C’était le XXe siècle T.3. La guerre absolue
Moyen-Orient. Les appareils de tout modèle ayant atterri à Ascension se comptent par milliers. Certains jours, trois cents atterrissent ou décollent.
L’importance de l’île ne cessant de s’accroître, on y installe 1 700 officiers et hommes de troupes. En juillet 1942, un jeune capitaine, R.C. Richardson III, vient, sous l’autorité du colonel Ronin, y prendre le commandement des deux escadrilles de chasse du 1 er Composite Squadron. Sa mission : protéger l’île contre toute attaque ou bombardement ennemi et escorter, le cas échéant, les lourds appareils en transit qui éprouvent des difficultés à repérer l’île : cela arrive trop souvent, certains se perdent corps et biens.
La guerre sous-marine fait rage. Le rêve de Richardson et de son équipe est de repérer l’un de ces fameux U-boat dont on dit qu’ils ratissent l’océan. Ah ! l’arroser de quelques bombes et le couler ! Le drame de ces exilés est que les soutes de leurs appareils regorgent de bombes mais que personne, à Ascension, n’a jamais eu l’occasion de les larguer, ni même de manœuvrer le dispositif de lancement. L’incompétence des jeunes pilotes n’a d’égale que leur soif, toujours déçue, de combattre.
Le 15 septembre 1942, à 12 h 10, le poste de radio, tenu dans l’île par les Anglais, reçoit un message annonçant à la fois le torpillage du Laconia et l’envoi sur les lieux du naufrage de deux navires marchands britanniques.
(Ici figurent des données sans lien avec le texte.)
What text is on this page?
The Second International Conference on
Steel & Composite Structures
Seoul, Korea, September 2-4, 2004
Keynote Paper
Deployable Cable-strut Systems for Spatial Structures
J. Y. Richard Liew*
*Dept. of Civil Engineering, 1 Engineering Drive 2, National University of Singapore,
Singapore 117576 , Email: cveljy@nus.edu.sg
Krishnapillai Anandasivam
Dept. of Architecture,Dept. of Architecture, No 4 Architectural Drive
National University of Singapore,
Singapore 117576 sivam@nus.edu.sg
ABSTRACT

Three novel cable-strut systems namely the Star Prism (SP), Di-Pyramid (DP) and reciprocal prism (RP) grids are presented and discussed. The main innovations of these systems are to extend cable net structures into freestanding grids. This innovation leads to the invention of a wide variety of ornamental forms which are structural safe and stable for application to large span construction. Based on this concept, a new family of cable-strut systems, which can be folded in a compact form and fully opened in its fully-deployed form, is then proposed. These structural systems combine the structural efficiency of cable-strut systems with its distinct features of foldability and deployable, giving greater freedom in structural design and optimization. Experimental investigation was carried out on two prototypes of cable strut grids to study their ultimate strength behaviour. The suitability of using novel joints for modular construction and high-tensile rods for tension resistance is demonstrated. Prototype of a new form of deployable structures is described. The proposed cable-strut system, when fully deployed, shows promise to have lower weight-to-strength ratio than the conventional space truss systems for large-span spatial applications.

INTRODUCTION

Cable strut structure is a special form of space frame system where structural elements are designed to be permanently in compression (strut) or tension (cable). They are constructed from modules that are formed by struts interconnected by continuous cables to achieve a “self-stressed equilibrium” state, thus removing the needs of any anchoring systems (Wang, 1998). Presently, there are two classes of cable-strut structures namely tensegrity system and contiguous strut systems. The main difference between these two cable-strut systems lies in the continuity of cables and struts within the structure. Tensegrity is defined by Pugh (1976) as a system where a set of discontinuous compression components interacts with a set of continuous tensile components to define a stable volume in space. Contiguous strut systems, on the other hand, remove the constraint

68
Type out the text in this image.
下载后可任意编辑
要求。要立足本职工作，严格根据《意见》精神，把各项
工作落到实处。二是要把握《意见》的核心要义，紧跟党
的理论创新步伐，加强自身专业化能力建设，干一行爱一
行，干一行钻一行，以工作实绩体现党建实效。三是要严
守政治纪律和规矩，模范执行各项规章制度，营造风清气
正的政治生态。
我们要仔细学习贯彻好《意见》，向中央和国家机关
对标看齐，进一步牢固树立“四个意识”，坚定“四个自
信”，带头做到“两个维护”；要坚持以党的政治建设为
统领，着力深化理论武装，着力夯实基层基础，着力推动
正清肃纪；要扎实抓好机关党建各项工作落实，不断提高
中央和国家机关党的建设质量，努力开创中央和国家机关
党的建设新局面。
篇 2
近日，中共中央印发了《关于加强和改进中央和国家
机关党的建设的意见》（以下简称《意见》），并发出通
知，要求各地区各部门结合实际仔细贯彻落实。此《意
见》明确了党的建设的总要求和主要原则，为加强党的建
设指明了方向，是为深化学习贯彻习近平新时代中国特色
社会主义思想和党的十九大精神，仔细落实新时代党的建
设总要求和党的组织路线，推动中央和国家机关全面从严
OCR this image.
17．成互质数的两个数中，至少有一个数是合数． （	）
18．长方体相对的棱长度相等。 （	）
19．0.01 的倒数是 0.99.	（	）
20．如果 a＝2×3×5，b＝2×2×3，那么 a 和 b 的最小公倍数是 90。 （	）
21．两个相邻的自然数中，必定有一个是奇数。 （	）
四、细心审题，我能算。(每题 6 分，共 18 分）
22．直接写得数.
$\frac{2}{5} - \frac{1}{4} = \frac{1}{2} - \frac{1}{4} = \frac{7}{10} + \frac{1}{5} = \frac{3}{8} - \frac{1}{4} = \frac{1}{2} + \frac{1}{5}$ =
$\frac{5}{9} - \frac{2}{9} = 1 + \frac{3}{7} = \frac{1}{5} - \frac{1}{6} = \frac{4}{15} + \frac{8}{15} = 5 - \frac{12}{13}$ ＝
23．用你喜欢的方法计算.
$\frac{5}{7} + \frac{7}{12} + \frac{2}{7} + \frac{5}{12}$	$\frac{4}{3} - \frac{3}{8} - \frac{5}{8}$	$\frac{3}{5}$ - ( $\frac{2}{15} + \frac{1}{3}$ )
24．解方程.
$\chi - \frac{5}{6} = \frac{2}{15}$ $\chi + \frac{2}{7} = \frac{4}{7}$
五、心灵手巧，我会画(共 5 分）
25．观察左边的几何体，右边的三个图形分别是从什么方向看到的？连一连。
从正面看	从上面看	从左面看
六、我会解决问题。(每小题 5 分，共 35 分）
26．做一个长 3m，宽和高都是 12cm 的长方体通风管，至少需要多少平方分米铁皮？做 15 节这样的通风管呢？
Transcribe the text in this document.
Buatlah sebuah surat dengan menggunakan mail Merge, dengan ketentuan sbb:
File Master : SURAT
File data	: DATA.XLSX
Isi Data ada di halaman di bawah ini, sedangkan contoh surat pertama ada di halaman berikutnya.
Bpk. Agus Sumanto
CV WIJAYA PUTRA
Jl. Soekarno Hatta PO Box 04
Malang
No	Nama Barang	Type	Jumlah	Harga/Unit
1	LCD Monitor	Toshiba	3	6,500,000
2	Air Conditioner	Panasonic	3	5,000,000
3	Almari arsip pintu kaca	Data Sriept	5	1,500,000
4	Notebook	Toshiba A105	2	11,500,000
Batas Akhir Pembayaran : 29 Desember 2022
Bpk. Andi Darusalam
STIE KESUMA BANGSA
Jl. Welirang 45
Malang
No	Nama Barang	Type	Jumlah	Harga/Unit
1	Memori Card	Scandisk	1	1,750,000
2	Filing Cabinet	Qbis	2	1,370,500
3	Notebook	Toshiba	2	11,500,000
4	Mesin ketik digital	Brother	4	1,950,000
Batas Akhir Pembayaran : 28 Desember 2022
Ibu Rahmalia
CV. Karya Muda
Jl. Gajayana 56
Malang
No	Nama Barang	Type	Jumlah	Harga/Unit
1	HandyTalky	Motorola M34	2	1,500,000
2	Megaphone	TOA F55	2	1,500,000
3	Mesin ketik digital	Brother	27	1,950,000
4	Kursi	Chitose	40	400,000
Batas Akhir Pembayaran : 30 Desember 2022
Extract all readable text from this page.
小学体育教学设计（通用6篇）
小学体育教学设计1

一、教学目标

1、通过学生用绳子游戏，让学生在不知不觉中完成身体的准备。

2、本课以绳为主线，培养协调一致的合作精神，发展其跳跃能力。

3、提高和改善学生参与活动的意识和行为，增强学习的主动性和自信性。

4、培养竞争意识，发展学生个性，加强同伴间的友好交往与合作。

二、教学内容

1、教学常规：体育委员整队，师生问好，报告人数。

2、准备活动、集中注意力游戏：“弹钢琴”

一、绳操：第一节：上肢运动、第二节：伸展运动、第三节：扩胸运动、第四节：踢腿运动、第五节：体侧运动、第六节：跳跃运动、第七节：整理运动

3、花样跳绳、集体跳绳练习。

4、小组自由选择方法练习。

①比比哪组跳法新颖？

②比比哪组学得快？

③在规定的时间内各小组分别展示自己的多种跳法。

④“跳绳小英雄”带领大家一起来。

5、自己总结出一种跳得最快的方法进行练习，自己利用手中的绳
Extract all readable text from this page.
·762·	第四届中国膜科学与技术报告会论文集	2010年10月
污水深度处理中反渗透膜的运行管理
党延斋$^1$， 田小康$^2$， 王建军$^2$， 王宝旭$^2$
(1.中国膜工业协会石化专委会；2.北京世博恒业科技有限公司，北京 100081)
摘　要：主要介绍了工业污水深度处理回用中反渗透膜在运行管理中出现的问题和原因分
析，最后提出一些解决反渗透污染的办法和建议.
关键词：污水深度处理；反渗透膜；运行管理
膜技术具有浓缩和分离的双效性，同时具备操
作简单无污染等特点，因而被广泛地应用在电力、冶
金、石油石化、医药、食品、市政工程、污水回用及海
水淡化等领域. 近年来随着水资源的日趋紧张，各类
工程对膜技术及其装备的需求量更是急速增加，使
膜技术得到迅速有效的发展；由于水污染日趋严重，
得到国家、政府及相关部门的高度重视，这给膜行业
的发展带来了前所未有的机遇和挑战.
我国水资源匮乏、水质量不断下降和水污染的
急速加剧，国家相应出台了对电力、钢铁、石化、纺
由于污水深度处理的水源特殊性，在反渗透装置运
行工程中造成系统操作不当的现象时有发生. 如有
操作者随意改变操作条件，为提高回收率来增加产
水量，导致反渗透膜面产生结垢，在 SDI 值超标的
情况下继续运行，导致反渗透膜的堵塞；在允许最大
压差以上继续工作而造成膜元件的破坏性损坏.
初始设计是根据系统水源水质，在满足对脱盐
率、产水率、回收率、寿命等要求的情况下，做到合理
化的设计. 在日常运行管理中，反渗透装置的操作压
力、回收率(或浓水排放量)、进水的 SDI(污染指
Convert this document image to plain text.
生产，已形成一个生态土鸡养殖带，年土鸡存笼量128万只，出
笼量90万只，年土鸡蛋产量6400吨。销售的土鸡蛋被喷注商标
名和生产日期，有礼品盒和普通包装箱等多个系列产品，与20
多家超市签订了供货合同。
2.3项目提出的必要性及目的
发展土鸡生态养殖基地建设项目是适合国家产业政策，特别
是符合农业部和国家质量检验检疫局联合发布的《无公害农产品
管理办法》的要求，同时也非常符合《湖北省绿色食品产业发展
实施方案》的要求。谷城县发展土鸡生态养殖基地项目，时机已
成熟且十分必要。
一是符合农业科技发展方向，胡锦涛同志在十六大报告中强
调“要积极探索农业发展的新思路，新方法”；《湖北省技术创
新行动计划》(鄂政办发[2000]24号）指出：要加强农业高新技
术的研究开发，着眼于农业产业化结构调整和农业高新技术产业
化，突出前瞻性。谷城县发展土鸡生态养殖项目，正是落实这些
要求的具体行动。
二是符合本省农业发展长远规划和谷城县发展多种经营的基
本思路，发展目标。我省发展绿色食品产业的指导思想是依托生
L’information est suivie d’une invite sans ambiguïté : « Envoyez un avion pour protéger navires et couvrir l’opération. »
Sur-le-champ, le colonel Ronin invite Richardson à envoyer un avion sur place. La distance pose malheureusement des problèmes aux B.25 dont on dispose, mais Ronin a pensé à un B.24 arrivé de Natal et qui, quelques jours plus tôt, a atterri en flammes. On achève de le réparer. Le lieutenant James D. Harden, chef-pilote, tue le temps en jouant au poker avec son navigateur, Jérôme Perlman, son bombardier, Edgar Keller, ses mitrailleurs, Charley et Buck.
Grande est la surprise de Harden lorsqu’il apprend qu’il devra, le lendemain, voler vers une position qu’on lui désignera pour protéger des navires marchands à la recherche de naufragés. Harden tâche de discuter, rappelle qu’il doit absolument rejoindre son groupe en Afrique. Peine perdue : c’est un ordre.
Après un vol d’essai satisfaisant, le B.24 s’envole au matin du 16 septembre, cap nord-est. À peine la position rejointe, on cherche les navires marchands. Rien. Tout le monde écarquille les yeux. Le premier, le mitrailleur Buck aperçoit quelque chose. On approche : c’est un sous-marin. Allemand sans aucun doute. Qu’est-ce qu’il fait là ? Le plus étrange est qu’il tient en remorque quatre embarcations !
Harden perd de l’altitude, distingue, dans les canots, des têtes levées vers lui, des gestes de supplication : les naufragés, bien sûr, dont lui a parlé le colonel. Pourquoi a-t-on étalé une croix rouge à l’avant de l’U-boat ? Immense, la perplexité de Harden.
Et voici que des signaux optiques partent du sous-marin. Personne, sur le B.24, ne connaît assez le morse pour les comprendre. Cela va trop vite ! Harden demande au radio du bord de prendre contact avec l’Allemand. Aucun résultat.
Harden voit alors le lieutenant Keller se lever avec une détermination sans équivoque et se mettre en devoir de gagner l’arrière. Un instant après, il appelle Harden par l’intercom :
— Dois-je bombarder ?
Terrifié, Harden pense aux naufragés :
— Non !
Keller insiste : il est sûr d’atteindre ce salaud de sous-marin.
— Non ! crie encore Harden.
Il est visible que l’autre y tient. Péniblement, Harden le convainc de s’abstenir. Pour plus de sûreté, il fait demi-tour et s’éloigne de cette cible trop tentante. Afin d’informer Ronin et Richardson, il veut pouvoir se mettre à portée de radio. Quand il y sera, il demandera des ordres. La balle sera dans le camp de l’Air Force.
À la question de Harden – que dois-je faire ? – c’est maintenant au colonel Ronin et au capitaine Richardson de répondre. Richardson n’a que vingt-quatre ans. Il n’hésite même pas : impossible de laisser un sous-marin ennemi continuer à envoyer par le fond du tonnage allié, des marins alliés. Une seule solution : le couler. Ronin semble avoir été plus sensible à la présence des naufragés.